ULAD: Another book theme, although to a lesser extent, is the change of cities. Do you recognize in the San Francisco of today the San Francisco of your paternal grandmother (San Francisco was, for years, the “bad life” neighborhood of Bilbao and has suffered a brutal process of gentrification in recent years?
ML: Bilbao is a clear protagonist of the book. As I told you, the almost only documentation or research I did for the novel was about Bilbao. And I also wanted to tell about that Bilbao of the 80s that has nothing to do with the Bilbao of today and the transformation of that Bilbao that my friends, finally, know is not that dark, black, dirty city of the 80s or that city that Portuguese or Moroccan immigrants passed through in the summer when they returned to their origins.

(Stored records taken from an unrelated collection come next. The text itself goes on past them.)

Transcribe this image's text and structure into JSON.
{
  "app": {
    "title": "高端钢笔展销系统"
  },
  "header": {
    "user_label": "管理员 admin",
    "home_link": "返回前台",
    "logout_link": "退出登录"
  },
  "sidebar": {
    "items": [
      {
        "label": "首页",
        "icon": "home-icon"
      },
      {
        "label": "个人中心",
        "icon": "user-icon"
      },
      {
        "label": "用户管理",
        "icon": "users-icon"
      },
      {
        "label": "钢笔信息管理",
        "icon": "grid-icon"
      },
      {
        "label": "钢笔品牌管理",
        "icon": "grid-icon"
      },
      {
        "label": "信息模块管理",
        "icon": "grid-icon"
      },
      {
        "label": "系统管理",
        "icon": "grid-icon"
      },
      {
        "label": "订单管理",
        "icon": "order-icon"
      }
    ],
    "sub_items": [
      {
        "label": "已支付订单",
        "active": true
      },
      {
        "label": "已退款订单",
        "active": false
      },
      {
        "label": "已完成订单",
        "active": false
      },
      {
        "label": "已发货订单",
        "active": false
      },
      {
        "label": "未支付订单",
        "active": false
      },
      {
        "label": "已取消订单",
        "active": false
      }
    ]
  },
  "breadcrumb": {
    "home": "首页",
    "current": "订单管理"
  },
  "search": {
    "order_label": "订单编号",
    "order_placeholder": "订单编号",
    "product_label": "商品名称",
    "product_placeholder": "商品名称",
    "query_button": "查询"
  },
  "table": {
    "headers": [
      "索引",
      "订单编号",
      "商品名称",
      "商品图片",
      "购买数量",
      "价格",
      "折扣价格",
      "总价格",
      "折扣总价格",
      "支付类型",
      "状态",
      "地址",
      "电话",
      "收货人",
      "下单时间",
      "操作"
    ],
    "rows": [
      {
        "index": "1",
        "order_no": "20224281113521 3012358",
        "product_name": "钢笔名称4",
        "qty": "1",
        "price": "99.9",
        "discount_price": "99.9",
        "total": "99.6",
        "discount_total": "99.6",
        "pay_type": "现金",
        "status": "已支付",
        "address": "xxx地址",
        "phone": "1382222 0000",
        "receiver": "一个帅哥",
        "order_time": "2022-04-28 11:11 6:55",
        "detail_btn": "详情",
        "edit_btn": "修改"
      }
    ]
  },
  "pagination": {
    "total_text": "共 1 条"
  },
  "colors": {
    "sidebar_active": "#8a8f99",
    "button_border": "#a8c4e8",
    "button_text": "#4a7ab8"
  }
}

For me, Bilbao, or Irala, were my town and I wanted to tell the transformation of the city until reaching the Guggenheim, until the postcard city that it is now, and the resilience of the people of Bilbao. I am very proud to come from a city that has been able and knew how to transform itself without turning its back on what it has been. I think that is the pride of being from Bilbao.
ULAD: And to finish. We are not going to give you a Bilbao test or ask you to tell us Athletic’s lineup, which I don’t even know, but we do have a very important question: butter bun or carolina?
ML: With the butter bun. I am “team butter bun” (Maria’s laughter but not mine because I am “team carolina”) and “team” chocolate palm tree from Arrese!.